Irish Catholic Bishops' Conference
- President: Eamon Martin
- Website: CatholicBishops.ie

= Irish Catholic Bishops' Conference =

Assembly of Catholic bishops

The Irish Catholic Bishops' Conference (Comhdháil Easpag Caitliceach Éireann) is the episcopal conference of the Roman Catholic bishops in Ireland. The conference meets a number of times a year in Maynooth which is the location of St Patrick's College, Ireland's national seminary. While each bishop is autonomous in his own diocese, meetings of the conference give bishops a chance to discuss issues of mutual concern, or issues of national policy.

==Background==
In the Catholic Church, an episcopal conference is an official assembly of all the bishops of a given territory. Episcopal conferences have long existed as informal entities, but were first established as formal bodies by the Second Vatican Council (Christus Dominus, 38), and implemented by Pope Paul VI's 1966 motu proprio Ecclesiae sanctae. The operation, authority, and responsibilities of episcopal conferences are currently governed by the 1983 Code of Canon Law (see especially canons 447–459). The nature of episcopal conferences, and their magisterial authority in particular, was subsequently clarified by Pope John Paul II's 1998 motu proprio Apostolos suos.

Certain tasks and authority are assigned to episcopal conferences, particularly with regard to setting the liturgical norms for the Mass. Episcopal conferences receive their authority under universal law or particular mandates. In certain circumstances, as defined by canon law, the decisions of an episcopal conference are subject to ratification from the Holy See. Individual bishops do not relinquish their authority to the conference, and remain responsible for the governance of their respective diocese.

The Conference owns the publisher and retailer Veritas Communications.

==Composition==
The Irish Catholic Bishops' Conference is made up of the 26 Irish diocesan bishops (ordinaries) and a number of auxiliary bishops. The conference membership extends to both government jurisdictions on the island of Ireland, the Republic of Ireland and Northern Ireland.

==Structure==
Beneath the Bishops' Conference are the regional or provincial meetings of bishops.

Episcopal conferences are generally defined by geographic borders, with all the bishops in a given country belonging to the same conference – which might also include neighboring countries.

The Archbishop of Armagh, as Primate of All Ireland, chairs the Conference.

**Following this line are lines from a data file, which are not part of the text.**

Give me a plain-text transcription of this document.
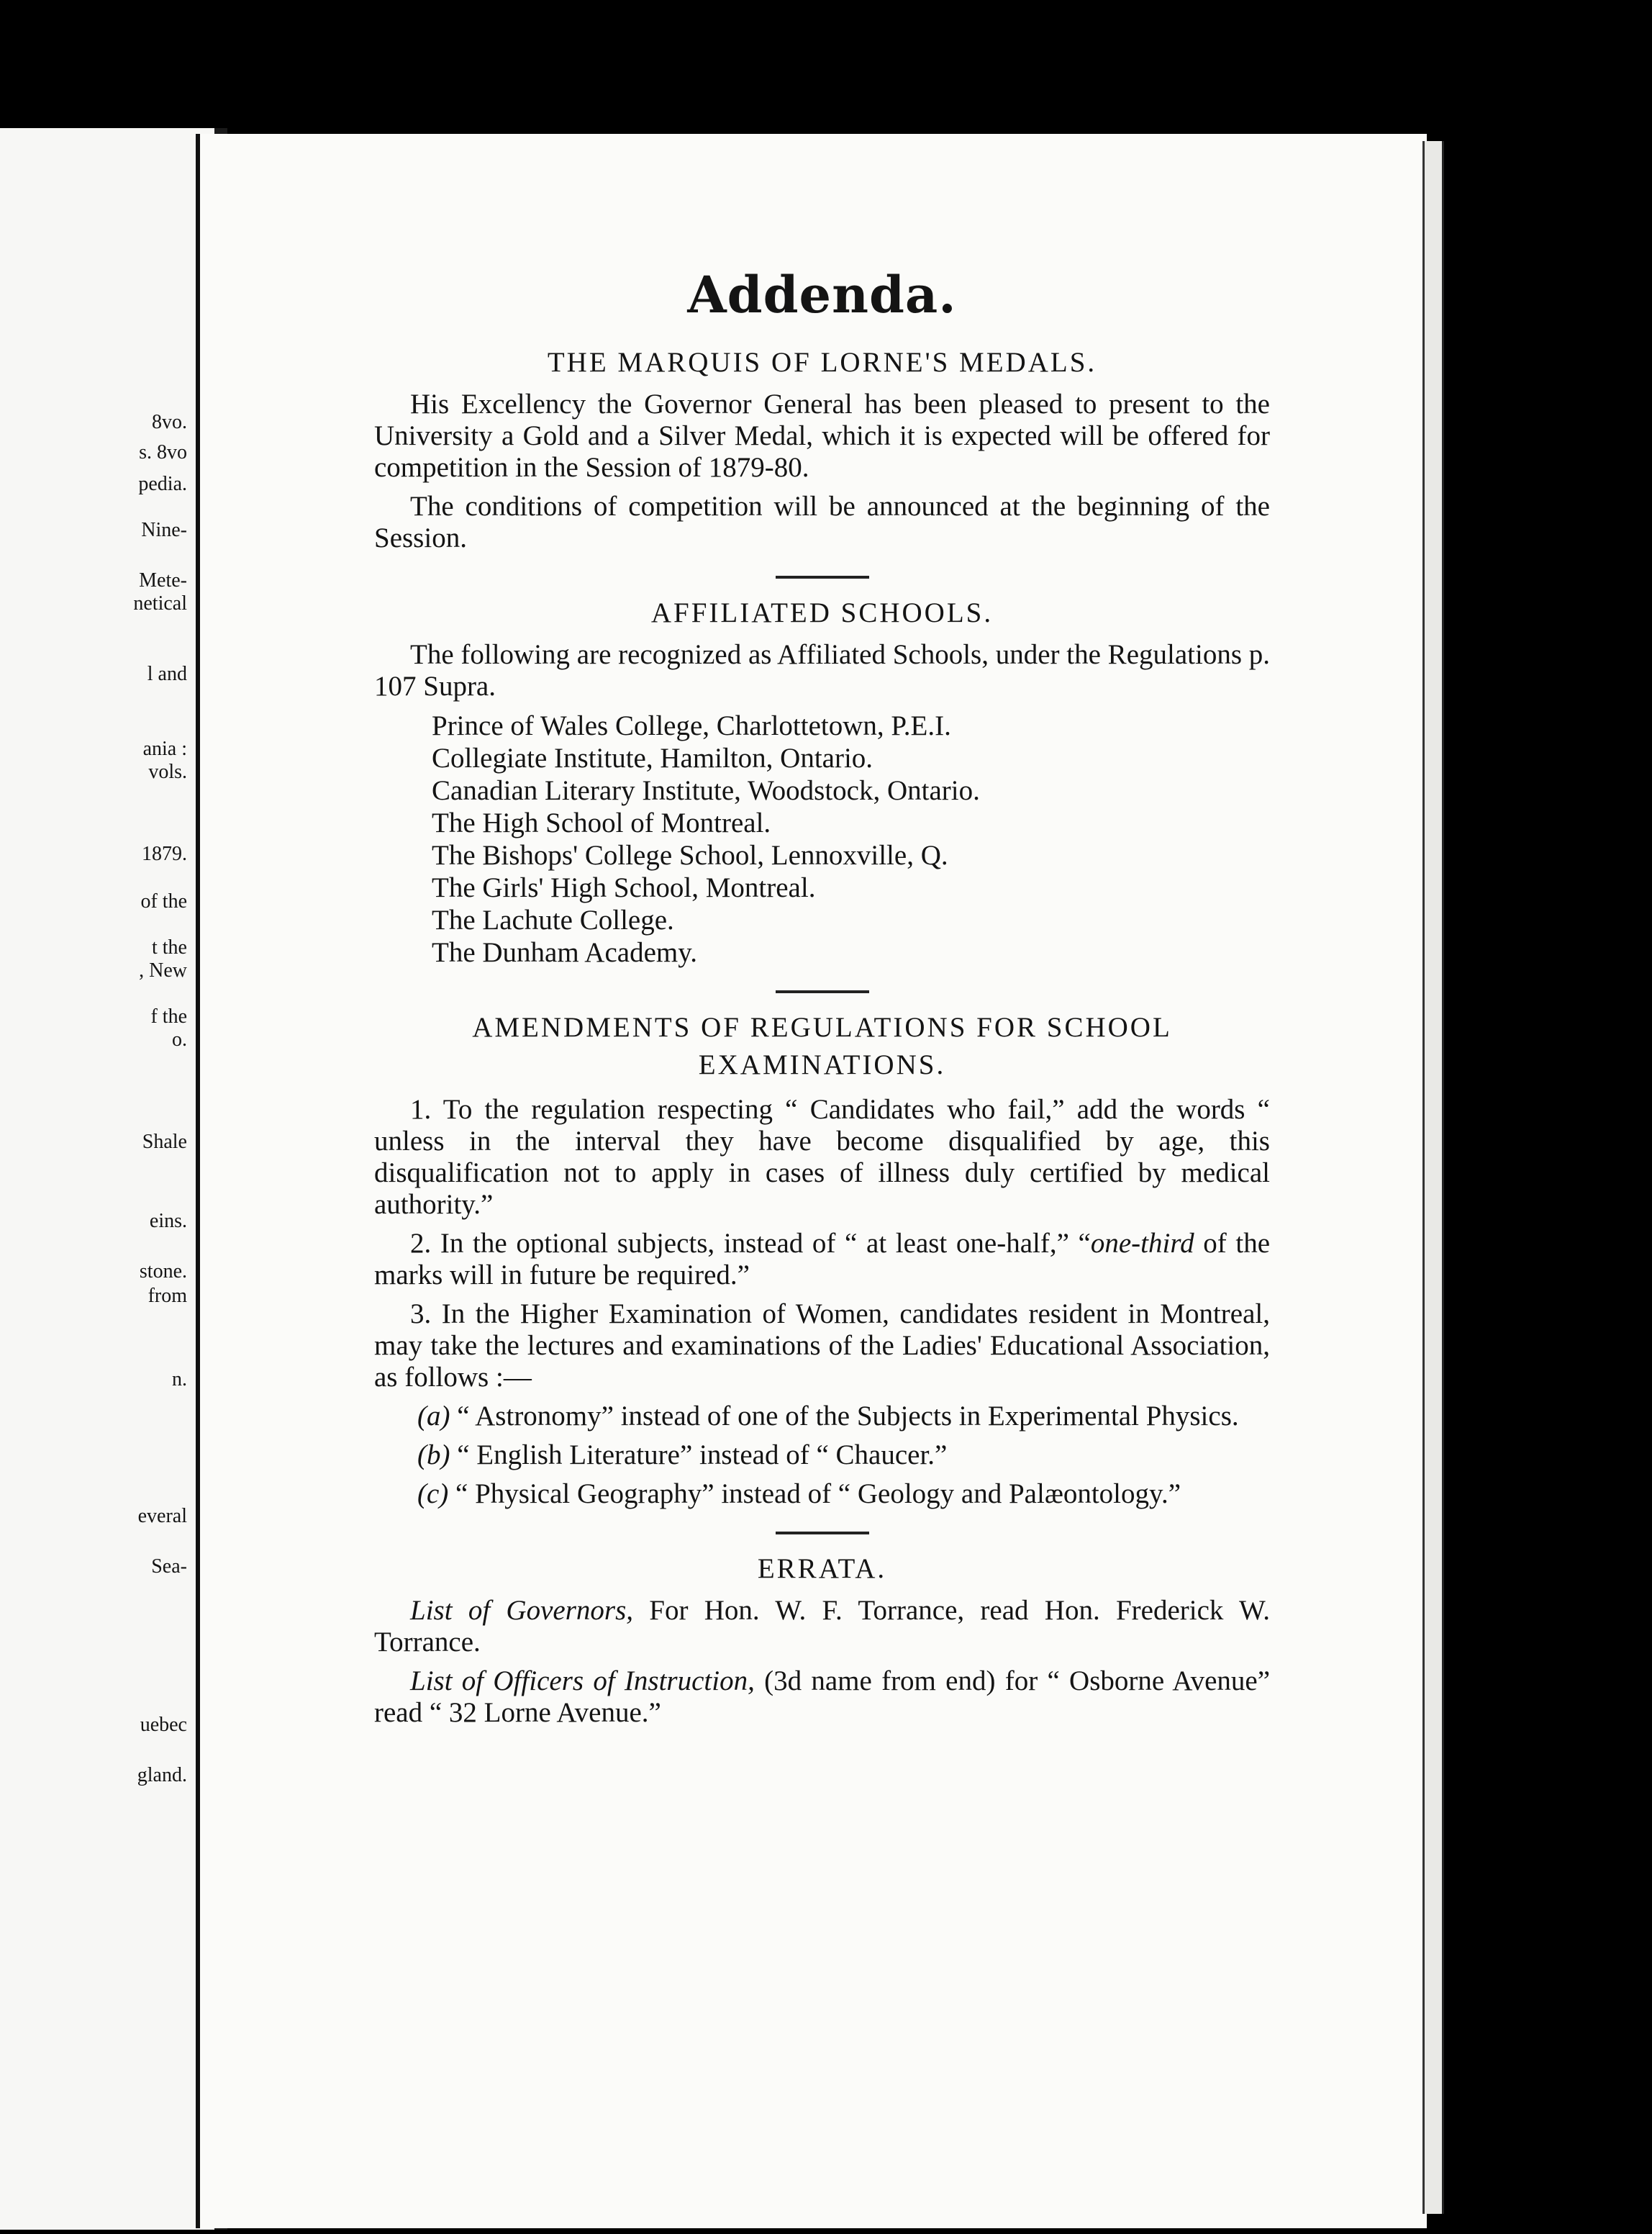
8vo.
s. 8vo
pedia.
Nine-
Mete-
netical
l and
ania :
vols.
1879.
of the
t the
, New
f the
o.
Shale
eins.
stone.
from
n.
everal
Sea-
uebec
gland.
Addenda.
THE MARQUIS OF LORNE'S MEDALS.

His Excellency the Governor General has been pleased to present to the University a Gold and a Silver Medal, which it is expected will be offered for competition in the Session of 1879-80.

The conditions of competition will be announced at the beginning of the Session.

AFFILIATED SCHOOLS.

The following are recognized as Affiliated Schools, under the Regulations p. 107 Supra.

Prince of Wales College, Charlottetown, P.E.I.
Collegiate Institute, Hamilton, Ontario.
Canadian Literary Institute, Woodstock, Ontario.
The High School of Montreal.
The Bishops' College School, Lennoxville, Q.
The Girls' High School, Montreal.
The Lachute College.
The Dunham Academy.
AMENDMENTS OF REGULATIONS FOR SCHOOL
EXAMINATIONS.

1. To the regulation respecting “ Candidates who fail,” add the words “ unless in the interval they have become disqualified by age, this disqualification not to apply in cases of illness duly certified by medical authority.”

2. In the optional subjects, instead of “ at least one-half,” “one-third of the marks will in future be required.”

3. In the Higher Examination of Women, candidates resident in Montreal, may take the lectures and examinations of the Ladies' Educational Association, as follows :—

(a) “ Astronomy” instead of one of the Subjects in Experimental Physics.

(b) “ English Literature” instead of “ Chaucer.”

(c) “ Physical Geography” instead of “ Geology and Palæontology.”

ERRATA.

List of Governors, For Hon. W. F. Torrance, read Hon. Frederick W. Torrance.

List of Officers of Instruction, (3d name from end) for “ Osborne Avenue” read “ 32 Lorne Avenue.”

Much of the work of the Conference is done in committees which cover issues such as laity, liturgy, family, social justice. Each committee is chaired by a bishop, though not always an ordinary.

==Presidency==
By convention, the Archbishop of Armagh as the most-senior churchman in Ireland, presides and is the principal spokesman. This tradition has prevailed even when the Archbishop of Dublin is a cardinal and the Archbishop of Armagh is not a member of the College of Cardinals.

===List of presidents===

| Portrait | Name | Took office | Left office |
|---|---|---|---|
| John D'Alton | John D'Alton | 1958 | 1963 |
| William Conway | William Conway | 1963 | 1977 |
| Tomás Ó Fiaich | Tomás Ó Fiaich | 1977 | 1990 |
| Cahal Daly | Cahal Daly | 1990 | 1996 |
| Seán Brady | Seán Brady | 1996 | 2014 |
| Eamon Martin | Eamon Martin | 2014 | Incumbent |

==Political activity==
===Abortion===

In keeping with Catholic views on abortion, the Conference campaigns against the legalisation of abortion. It called for a "Yes" vote in the 2002 abortion referendum which would have overturned the 1992 X Case judgement. It called the proposal "an opportunity not to be lost". The Conference condemned the Protection of Life During Pregnancy Act 2013.

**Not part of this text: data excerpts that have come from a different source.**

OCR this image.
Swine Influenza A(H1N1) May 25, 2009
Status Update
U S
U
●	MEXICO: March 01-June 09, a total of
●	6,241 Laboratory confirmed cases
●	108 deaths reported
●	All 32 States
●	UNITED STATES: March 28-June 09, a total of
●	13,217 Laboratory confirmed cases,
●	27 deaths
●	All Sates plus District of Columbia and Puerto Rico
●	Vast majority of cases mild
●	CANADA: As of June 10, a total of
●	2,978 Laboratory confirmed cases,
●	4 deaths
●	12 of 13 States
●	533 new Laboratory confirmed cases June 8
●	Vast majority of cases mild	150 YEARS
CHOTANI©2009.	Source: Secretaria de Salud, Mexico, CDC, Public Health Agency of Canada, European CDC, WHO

==Extraordinary general meetings==
- April 2002 – Ferns Report and resignation of Bishop Brendan Comiskey
- October 2005 – publication of the National Board for Safeguarding Children report on child protection in the Cloyne diocese
- January 2009 – publication of the National Board for Safeguarding Children report on child protection in the Cloyne diocese.
- Friday 22 January 2010 – anticipation of the forthcoming pastoral letter from Pope Benedict XVI to the faithful of Ireland after the Ryan and Murphy reports.